Est-ce interdit par Twitter ?

"Cette exploitation est interdite par les termes d'utilisation de Twitter. Ce qu'il faut savoir, c'est que sur les réseaux sociaux, vous ne pouvez pas tout lire et donc ces grandes plateformes ont toute une artillerie algorithmique pour vous montrer du contenu et vous suggérer du contenu. En ce sens, Twitter a des outils, comme par exemple les tendances Twitter, qui sont là pour essayer de montrer aux utilisateurs ce qui est en train de monter dans l'intérêt de la population en général. Cet algorithme suit ce qui est en train d'être retweeté de manière intensive à un moment donné. Or, la manière dont on construit tout cela peut être instrumentalisée, manipulée par des groupes très coordonnés. C'est ce que fait, par exemple, l'équipe autour d'Éric Zemmour. Et si vous instrumentalisez ces algorithmes pour faire croire que tout le monde s'intéresse à un sujet, alors qu'en fait c'est 5 000 personnes coordonnées qui font ça, cela va à l'encontre des termes d'utilisation de Twitter. Dans ces cas-là, la plateforme dit explicitement qu'elle suspend les comptes."

Quel est le but de l'astroturfing ?

"Le but premier est d'arriver à conquérir des militants en dehors de son cercle restreint. En France, peu de gens militent activement et donc, du point de vue d'un parti politique, il faut arriver à toucher le Français lambda pour qu'il s'intéresse à vos idées. Si vous arrivez à faire en sorte que la plateforme Twitter recommande aux 15 millions d'utilisateurs français de voir vos contenus, là, vous arrivez à sortir de votre microcosme. Il y a donc un avantage politique certain à manipuler les algorithmes de recommandations pour essayer d'atteindre des gens qui n'auraient pas écouté ou regardé vos contenus. C'est une technique assez puissante d'un point de vue d'influence d'opinion parce qu'on est plus à même de se dire que si tout le monde pense telle chose, alors cette idée est légitime plutôt que lorsqu'une seule personne veut nous y faire penser."

L'équipe d'Éric Zemmour utilise-t-elle des programmes informatiques, comme l'indique Le Monde ?

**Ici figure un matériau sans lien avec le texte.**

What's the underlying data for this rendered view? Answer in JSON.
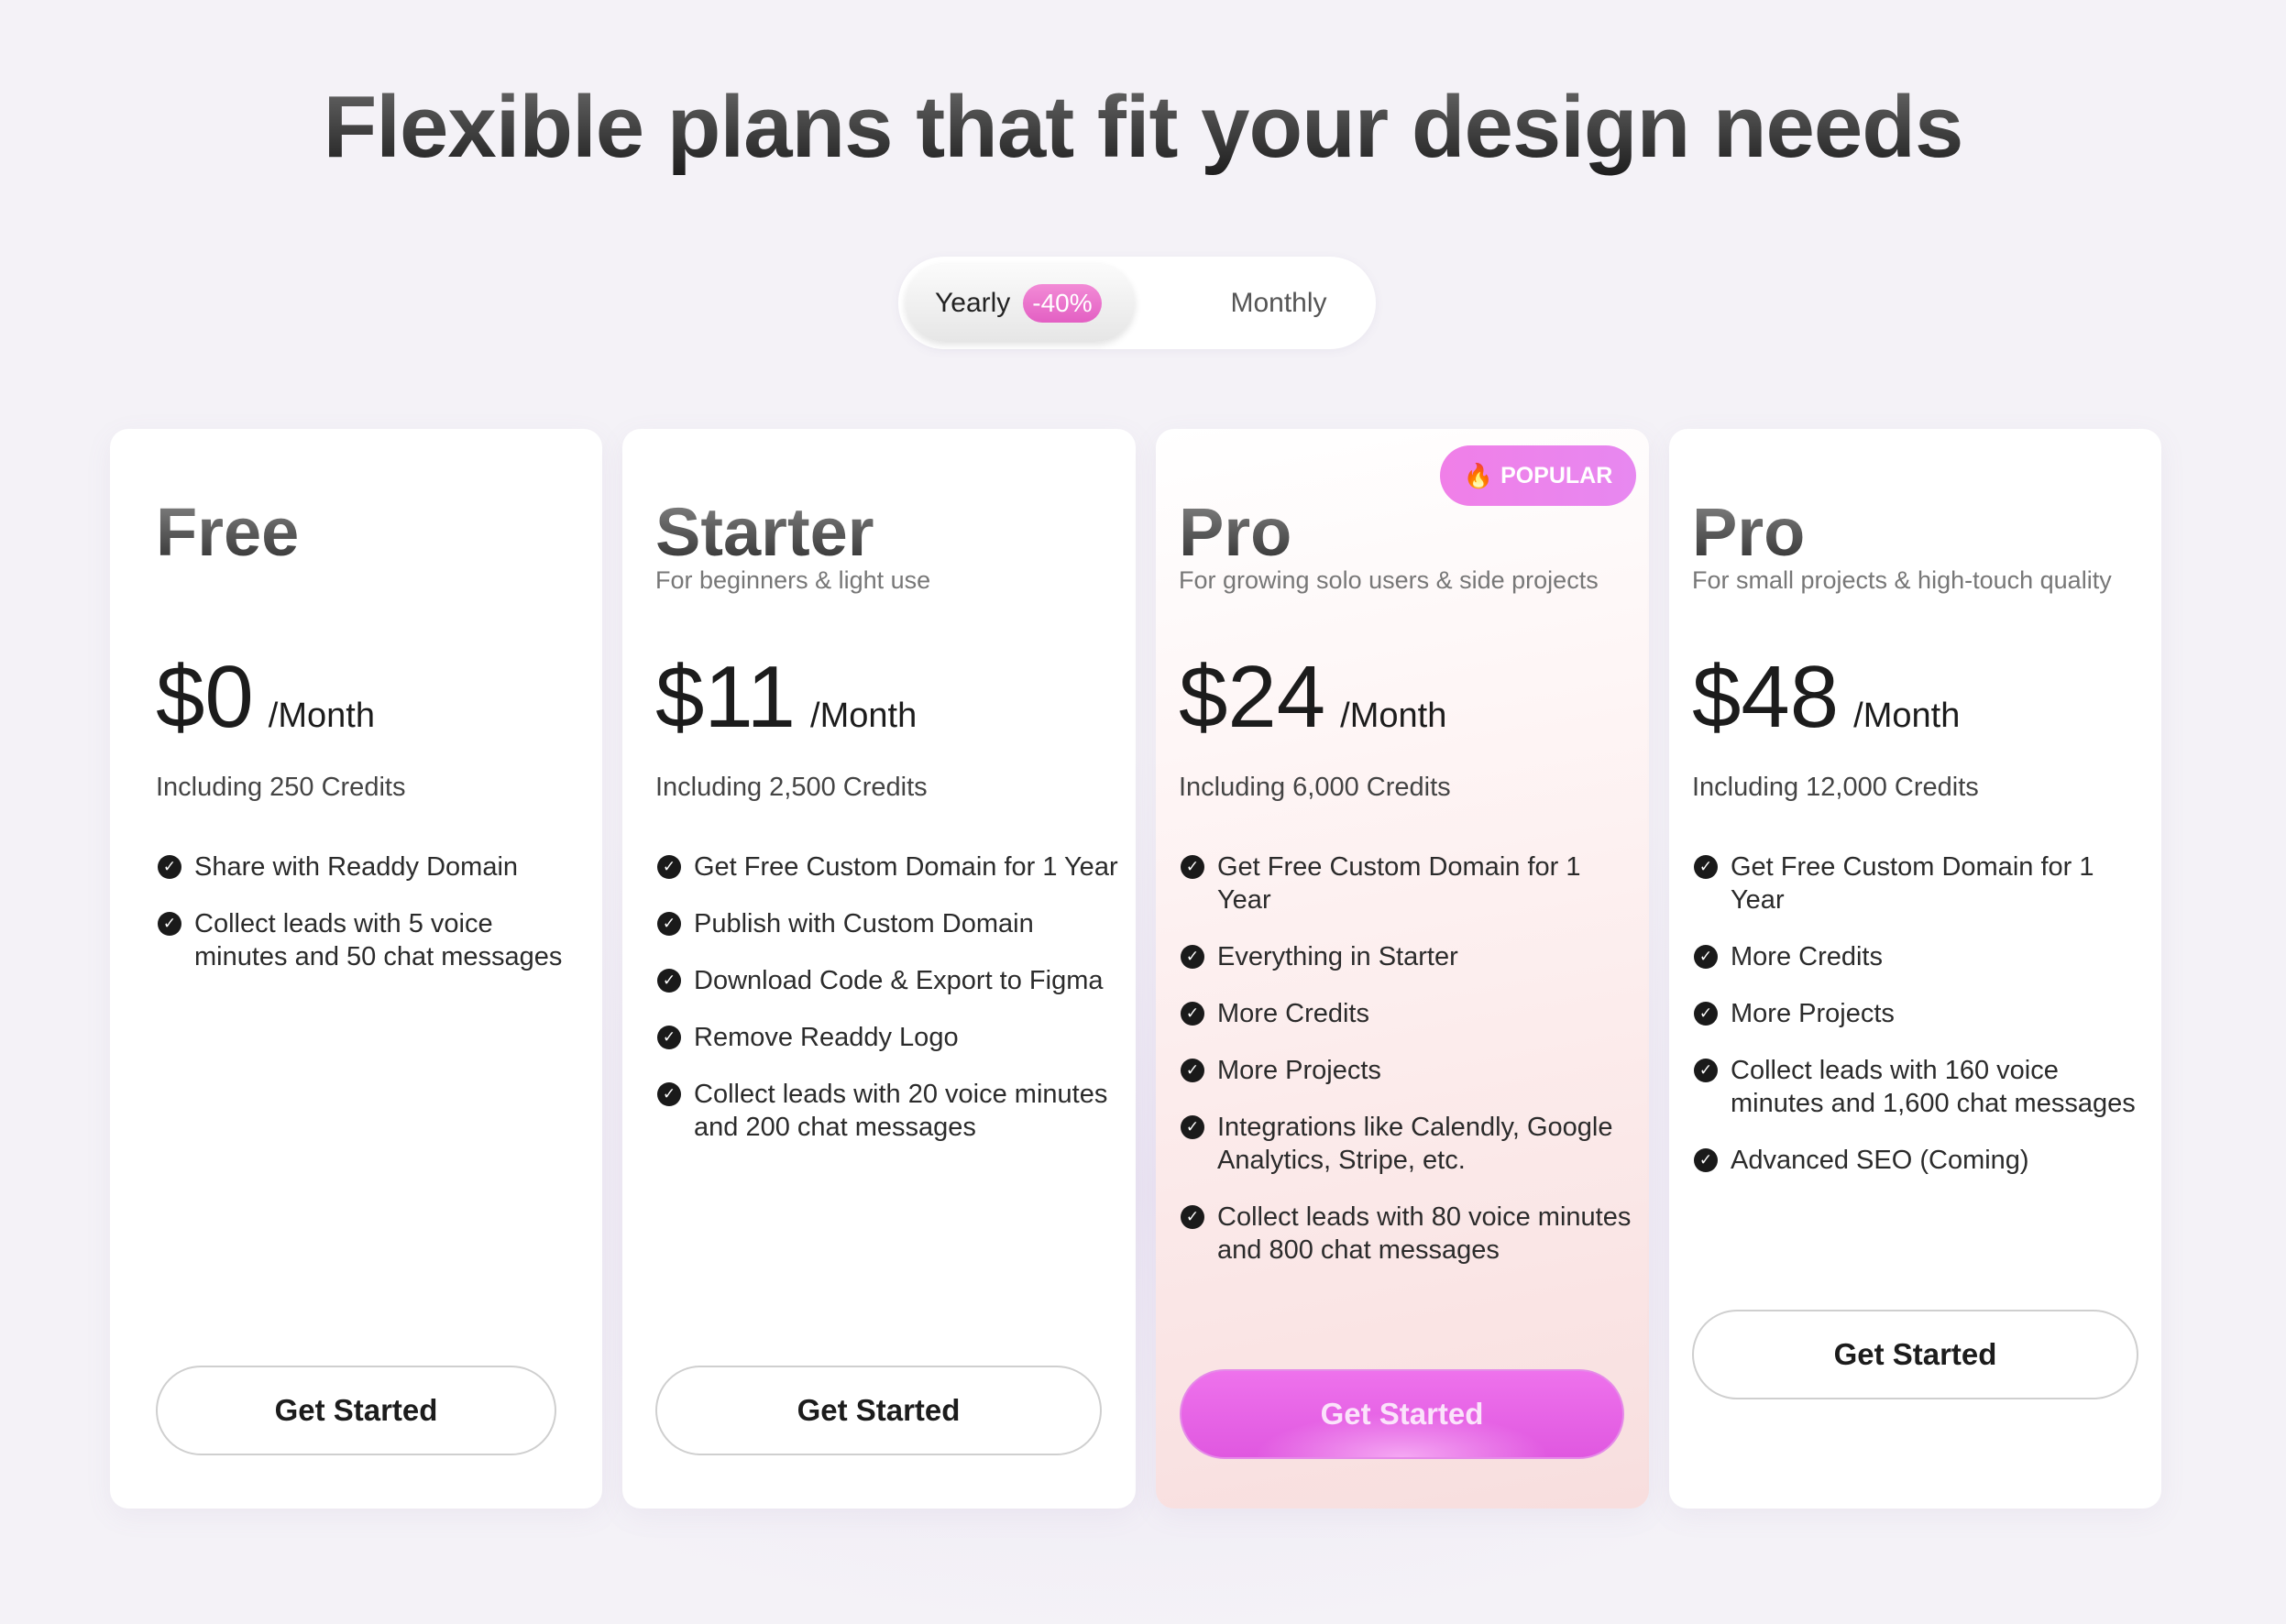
{
  "headline": "Flexible plans that fit your design needs",
  "toggle": {
    "yearly_label": "Yearly",
    "discount_badge": "-40%",
    "monthly_label": "Monthly",
    "selected": "Yearly"
  },
  "popular_badge": {
    "icon": "flame-icon",
    "label": "POPULAR"
  },
  "plans": [
    {
      "name": "Free",
      "subtitle": "",
      "price": "$0",
      "period": "/Month",
      "credits": "Including 250 Credits",
      "features": [
        "Share with Readdy Domain",
        "Collect leads with 5 voice minutes and 50 chat messages"
      ],
      "cta": "Get Started"
    },
    {
      "name": "Starter",
      "subtitle": "For beginners & light use",
      "price": "$11",
      "period": "/Month",
      "credits": "Including 2,500 Credits",
      "features": [
        "Get Free Custom Domain for 1 Year",
        "Publish with Custom Domain",
        "Download Code & Export to Figma",
        "Remove Readdy Logo",
        "Collect leads with 20 voice minutes and 200 chat messages"
      ],
      "cta": "Get Started"
    },
    {
      "name": "Pro",
      "subtitle": "For growing solo users & side projects",
      "price": "$24",
      "period": "/Month",
      "credits": "Including 6,000 Credits",
      "features": [
        "Get Free Custom Domain for 1 Year",
        "Everything in Starter",
        "More Credits",
        "More Projects",
        "Integrations like Calendly, Google Analytics, Stripe, etc.",
        "Collect leads with 80 voice minutes and 800 chat messages"
      ],
      "cta": "Get Started"
    },
    {
      "name": "Pro",
      "subtitle": "For small projects & high-touch quality",
      "price": "$48",
      "period": "/Month",
      "credits": "Including 12,000 Credits",
      "features": [
        "Get Free Custom Domain for 1 Year",
        "More Credits",
        "More Projects",
        "Collect leads with 160 voice minutes and 1,600 chat messages",
        "Advanced SEO (Coming)"
      ],
      "cta": "Get Started"
    }
  ],
  "colors": {
    "accent_pink": "#e35fc3",
    "cta_pink": "#e058e0",
    "background": "#f4f2f7"
  }
}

"Je pense que l'analyse du Monde est juste, au sens où ils utilisent très, très probablement des robots et des fermes à contenus [entreprises, parfois étrangères, spécialisées dans l'influence sur le web NDLR]. Dans la communauté d'Éric Zemmour, tout comme dans celle des Patriotes, par exemple, il y a des comptes qui, tout à coup, font 600 tweets le même jour sur le même sujet. Mais pour l'instant, ce n'est que de l'observation car les données et les plateformes sont fermées. C'est très difficile pour un chercheur de vérifier tout ça."